First, identify the roots of the quadratic equation by solving \(2x^2 - x - 3 = 0\) using the quadratic formula:\[x = \frac{-b \pm \sqrt{b^2 - 4ac}}{2a}\]Here, \(a = 2\), \(b = -1\), and \(c = -3\). Calculate the discriminant, \(b^2 - 4ac = (-1)^2 - 4(2)(-3) = 1 + 24 = 25\). Since the discriminant is positive, the quadratic has two distinct real roots.

Use the quadratic formula to find the roots:\[x = \frac{-(-1) \pm \sqrt{25}}{2 \cdot 2}\]\[x = \frac{1 \pm 5}{4}\]This gives the roots \(x = \frac{6}{4} = \frac{3}{2}\) and \(x = \frac{-4}{4} = -1\).
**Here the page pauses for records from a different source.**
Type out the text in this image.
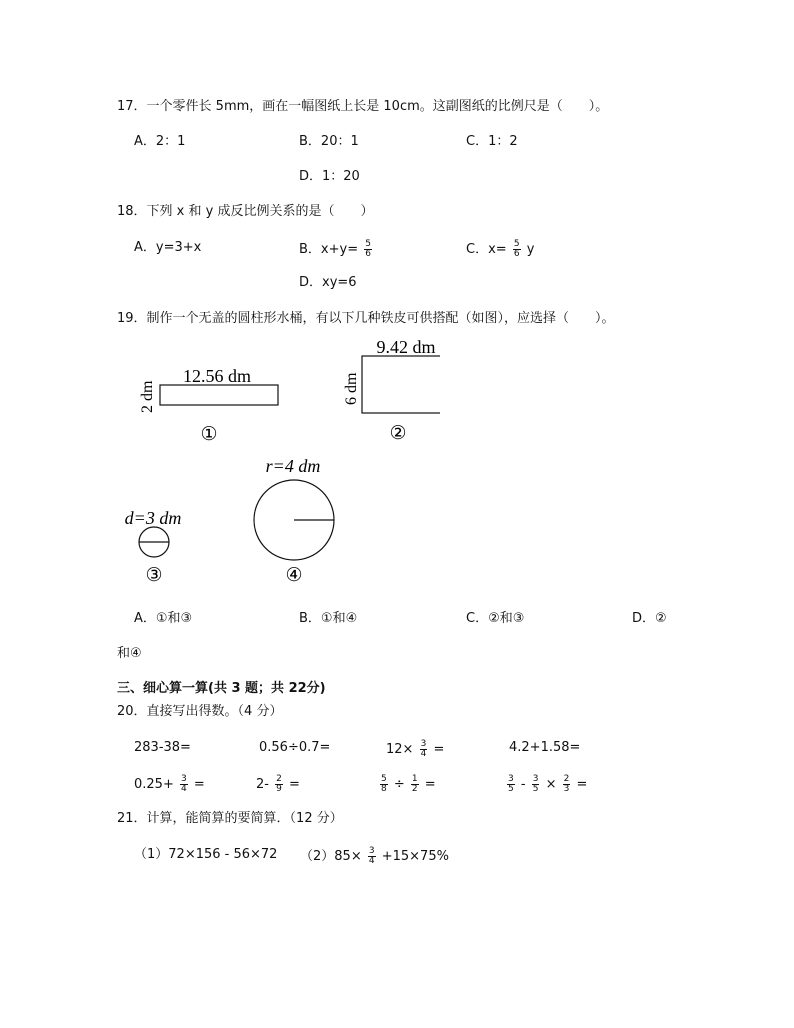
17．一个零件长 5mm，画在一幅图纸上长是 10cm。这副图纸的比例尺是（　　）。
A．2：1	B．20：1	C．1：2
D．1：20
18．下列 x 和 y 成反比例关系的是（　　）
A．y=3+x	B．$x+y= \frac{5}{6}$	C．$x= \frac{5}{6}$ y
D．xy=6
19．制作一个无盖的圆柱形水桶，有以下几种铁皮可供搭配（如图），应选择（　　）。
12.56 dm
2 dm
①
9.42 dm
6 dm
②
d=3 dm
③
r=4 dm
④
A．①和③	B．①和④	C．②和③	D．②
和④
三、细心算一算(共 3 题；共 22分)
20．直接写出得数。（4 分）
283-38=	0.56÷0.7=	$12\times \frac{3}{4}$ =	4.2+1.58=
$0.25+ \frac{3}{4}$ =	$2- \frac{2}{9}$ =	$\frac{5}{8} \div \frac{1}{2}$ =	$\frac{3}{5} - \frac{3}{5} \times \frac{2}{3}$ =
21．计算，能简算的要简算．（12 分）
（1）72×156 - 56×72 $(2)85\times \frac{3}{4} +15\times 75\%$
The quadratic \(p(x) = 2x^2 - x - 3\) can be written as \((x+1)(2x-3)\) using its roots. The roots divide the real number line into the intervals \((-\infty, -1)\), \((-1, \frac{3}{2})\), and \((\frac{3}{2}, \infty)\). Test a point from each interval to determine the sign of \(p(x)\):- For \(x = -2\) from \((-\infty, -1)\), \(p(-2) = 8 + 2 - 3 = 7 > 0\).- For \(x = 0\) from \((-1, \frac{3}{2})\), \(p(0) = -3 < 0\).- For \(x = 2\) from \((\frac{3}{2}, \infty)\), \(p(2) = 8 - 2 - 3 = 3 > 0\).

Based on the sign of \(p(x)\) in each interval, \(p(x) \leq 0\) is true in the interval \([-1, \frac{3}{2}]\). This includes the points \(x = -1\) and \(x = \frac{3}{2}\) since at these points, \(p(x) = 0\).